5 p.m. Hermès is so efficient that I am early for my Jerome Dreyfuss appointment at the enormous accessories tents in the Tuileries, which means that I miss Jerome himself, who is house-hunting with Isabel Marant, his wife. I think how much I’d like to see the houses that that couple buys — a tiny glimpse of their loft on the Coveteur last month got me hunting for a very specific kind of houseplant.
Dreyfuss always names his handbags after French men because he says they are like lovers and that every woman should have a few. This season he introduces “Johan,” among others.
8 p.m. At the Givenchy show, all of the PR girls have had their hair slicked back like that old Robert Palmer video. It matches the runway hair in its extremity. The clothes are particularly beautiful: big shoulders and nicely contrasting moments of hard (metal details on shoulders and necks) and soft (flowing organza).

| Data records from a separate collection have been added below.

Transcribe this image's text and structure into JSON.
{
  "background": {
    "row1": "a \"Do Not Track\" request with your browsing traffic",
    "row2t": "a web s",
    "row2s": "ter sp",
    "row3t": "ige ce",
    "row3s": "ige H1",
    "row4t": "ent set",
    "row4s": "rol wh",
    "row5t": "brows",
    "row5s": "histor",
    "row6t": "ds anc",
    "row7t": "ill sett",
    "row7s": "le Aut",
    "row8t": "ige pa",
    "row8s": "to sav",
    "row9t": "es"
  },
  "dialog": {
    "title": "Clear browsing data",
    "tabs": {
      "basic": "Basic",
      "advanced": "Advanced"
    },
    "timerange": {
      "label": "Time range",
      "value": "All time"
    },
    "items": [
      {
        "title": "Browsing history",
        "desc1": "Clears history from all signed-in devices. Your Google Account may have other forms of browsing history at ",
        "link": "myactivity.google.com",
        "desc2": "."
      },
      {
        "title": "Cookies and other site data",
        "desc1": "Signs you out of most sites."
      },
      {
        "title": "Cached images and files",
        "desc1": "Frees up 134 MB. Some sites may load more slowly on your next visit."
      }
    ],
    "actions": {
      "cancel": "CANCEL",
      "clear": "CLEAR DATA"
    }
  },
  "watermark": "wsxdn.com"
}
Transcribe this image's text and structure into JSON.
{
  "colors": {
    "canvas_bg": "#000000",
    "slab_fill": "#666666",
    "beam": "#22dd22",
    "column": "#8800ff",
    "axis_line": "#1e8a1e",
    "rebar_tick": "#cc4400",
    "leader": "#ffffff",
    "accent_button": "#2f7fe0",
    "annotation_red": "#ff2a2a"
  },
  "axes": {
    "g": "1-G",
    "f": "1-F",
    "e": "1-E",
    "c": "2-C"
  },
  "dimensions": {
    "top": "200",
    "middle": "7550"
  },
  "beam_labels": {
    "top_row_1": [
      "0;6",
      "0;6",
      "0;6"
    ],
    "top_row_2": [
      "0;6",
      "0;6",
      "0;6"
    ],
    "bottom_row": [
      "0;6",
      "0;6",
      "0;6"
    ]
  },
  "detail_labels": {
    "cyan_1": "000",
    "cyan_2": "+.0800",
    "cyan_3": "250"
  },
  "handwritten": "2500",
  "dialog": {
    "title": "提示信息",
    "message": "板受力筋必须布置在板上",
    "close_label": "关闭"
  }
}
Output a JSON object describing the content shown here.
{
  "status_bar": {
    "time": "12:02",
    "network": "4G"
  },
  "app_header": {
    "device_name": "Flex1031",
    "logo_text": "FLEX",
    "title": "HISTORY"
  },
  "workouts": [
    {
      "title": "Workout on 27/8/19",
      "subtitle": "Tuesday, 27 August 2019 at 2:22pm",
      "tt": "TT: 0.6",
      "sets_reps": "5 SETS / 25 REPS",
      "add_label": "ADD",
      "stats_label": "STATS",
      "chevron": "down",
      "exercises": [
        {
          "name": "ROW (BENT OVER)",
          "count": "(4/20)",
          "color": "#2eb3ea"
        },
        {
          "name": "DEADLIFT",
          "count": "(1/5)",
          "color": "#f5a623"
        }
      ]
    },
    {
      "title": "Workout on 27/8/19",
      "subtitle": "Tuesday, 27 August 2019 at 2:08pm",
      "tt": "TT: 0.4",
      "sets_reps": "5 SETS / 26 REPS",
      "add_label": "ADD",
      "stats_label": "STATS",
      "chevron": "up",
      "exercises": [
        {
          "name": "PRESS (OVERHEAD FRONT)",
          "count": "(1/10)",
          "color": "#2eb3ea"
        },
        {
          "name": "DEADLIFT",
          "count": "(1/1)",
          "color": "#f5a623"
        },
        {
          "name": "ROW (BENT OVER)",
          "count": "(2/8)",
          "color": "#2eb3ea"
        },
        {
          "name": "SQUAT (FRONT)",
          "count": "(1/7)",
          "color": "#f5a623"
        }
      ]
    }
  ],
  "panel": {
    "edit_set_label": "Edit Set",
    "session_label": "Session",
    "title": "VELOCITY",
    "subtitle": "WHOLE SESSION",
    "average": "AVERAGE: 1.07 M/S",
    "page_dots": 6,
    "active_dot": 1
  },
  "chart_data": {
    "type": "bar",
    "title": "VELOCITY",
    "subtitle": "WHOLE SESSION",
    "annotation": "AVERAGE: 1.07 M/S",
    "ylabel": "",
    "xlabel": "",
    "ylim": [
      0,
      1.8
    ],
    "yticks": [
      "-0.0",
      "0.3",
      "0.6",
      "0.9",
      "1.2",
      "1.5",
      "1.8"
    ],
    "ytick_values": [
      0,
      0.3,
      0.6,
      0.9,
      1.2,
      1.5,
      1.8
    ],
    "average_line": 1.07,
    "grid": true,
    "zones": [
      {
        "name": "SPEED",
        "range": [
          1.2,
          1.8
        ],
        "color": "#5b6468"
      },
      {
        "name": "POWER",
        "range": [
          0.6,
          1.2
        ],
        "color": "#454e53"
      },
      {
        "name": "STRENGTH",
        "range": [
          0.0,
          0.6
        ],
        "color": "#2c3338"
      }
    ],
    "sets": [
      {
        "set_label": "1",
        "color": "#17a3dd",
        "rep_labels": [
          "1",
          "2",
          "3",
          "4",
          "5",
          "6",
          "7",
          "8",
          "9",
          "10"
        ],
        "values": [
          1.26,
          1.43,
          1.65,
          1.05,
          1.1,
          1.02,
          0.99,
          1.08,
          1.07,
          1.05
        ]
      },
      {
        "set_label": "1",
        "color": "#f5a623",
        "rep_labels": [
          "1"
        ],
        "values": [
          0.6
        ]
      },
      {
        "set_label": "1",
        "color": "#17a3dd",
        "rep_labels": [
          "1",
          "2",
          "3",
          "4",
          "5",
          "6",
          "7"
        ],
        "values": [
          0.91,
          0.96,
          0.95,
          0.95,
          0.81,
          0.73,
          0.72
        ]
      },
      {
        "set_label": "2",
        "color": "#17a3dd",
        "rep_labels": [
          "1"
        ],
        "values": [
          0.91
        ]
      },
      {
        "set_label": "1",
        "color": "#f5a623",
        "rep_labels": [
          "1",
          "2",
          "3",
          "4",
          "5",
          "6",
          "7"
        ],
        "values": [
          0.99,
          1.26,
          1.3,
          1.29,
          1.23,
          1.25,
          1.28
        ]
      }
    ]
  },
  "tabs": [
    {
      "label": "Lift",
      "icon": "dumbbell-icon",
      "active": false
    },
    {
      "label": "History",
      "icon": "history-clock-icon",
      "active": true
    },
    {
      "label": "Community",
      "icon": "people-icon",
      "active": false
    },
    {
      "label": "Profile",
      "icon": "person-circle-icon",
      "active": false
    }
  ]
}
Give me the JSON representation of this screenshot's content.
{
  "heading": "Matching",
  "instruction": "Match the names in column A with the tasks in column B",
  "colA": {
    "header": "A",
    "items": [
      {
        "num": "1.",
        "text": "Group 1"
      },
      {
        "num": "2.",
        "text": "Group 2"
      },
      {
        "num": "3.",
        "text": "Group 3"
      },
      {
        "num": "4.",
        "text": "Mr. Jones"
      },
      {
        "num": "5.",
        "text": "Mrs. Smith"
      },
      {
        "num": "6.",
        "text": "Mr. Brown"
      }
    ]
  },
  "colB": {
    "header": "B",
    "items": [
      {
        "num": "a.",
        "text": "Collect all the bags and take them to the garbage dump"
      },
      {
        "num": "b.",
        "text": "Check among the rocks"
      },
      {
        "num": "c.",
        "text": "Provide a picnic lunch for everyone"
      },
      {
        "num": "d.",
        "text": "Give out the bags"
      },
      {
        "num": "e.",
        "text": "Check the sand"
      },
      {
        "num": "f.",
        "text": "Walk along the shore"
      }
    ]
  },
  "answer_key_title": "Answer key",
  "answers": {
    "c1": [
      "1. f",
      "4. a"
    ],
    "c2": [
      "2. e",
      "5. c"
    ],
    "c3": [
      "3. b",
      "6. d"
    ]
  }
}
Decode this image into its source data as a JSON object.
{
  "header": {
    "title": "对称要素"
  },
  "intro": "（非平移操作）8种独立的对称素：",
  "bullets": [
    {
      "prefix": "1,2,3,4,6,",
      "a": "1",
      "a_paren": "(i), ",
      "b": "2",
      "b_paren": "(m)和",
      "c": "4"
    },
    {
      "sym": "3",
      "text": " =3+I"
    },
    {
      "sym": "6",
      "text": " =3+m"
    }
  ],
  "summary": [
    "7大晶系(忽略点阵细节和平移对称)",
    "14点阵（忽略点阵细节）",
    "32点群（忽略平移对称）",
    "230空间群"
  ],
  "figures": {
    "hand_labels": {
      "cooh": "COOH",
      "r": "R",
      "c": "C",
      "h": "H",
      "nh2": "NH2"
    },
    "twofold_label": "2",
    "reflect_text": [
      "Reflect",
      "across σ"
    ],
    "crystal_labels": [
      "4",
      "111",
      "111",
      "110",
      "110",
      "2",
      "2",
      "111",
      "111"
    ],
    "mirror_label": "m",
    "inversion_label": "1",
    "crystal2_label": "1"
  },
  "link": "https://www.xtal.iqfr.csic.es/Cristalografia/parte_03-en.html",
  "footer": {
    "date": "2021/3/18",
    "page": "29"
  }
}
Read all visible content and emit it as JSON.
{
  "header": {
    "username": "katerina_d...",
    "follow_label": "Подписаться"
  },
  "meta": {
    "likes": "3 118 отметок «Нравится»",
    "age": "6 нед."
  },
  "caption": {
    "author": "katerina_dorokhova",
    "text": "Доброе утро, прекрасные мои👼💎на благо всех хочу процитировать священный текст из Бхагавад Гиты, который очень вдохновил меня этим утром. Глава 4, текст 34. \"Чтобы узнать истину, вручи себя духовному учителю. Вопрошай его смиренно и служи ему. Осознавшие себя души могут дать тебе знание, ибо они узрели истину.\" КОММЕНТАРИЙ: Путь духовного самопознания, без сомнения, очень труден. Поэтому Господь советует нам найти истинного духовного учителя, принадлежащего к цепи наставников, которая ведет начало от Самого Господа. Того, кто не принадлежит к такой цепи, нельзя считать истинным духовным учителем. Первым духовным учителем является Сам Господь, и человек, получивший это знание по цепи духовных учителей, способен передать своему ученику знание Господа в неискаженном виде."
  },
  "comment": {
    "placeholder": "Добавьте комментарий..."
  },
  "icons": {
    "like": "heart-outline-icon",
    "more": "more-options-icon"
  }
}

9 p.m. Desperate for a cheeseburger, I stop at the Castiglione, which is packed for a Sunday night. For reasons I don’t quite understand, there are huge groups of American women everywhere (not anyone I’ve ever seen at any shows), and everyone seems to be wearing incredibly high shoes and carrying incredibly expensive handbags. It almost feels like the restaurant at a Neiman Marcus in Houston, but with nicer lighting and far more steak tartare.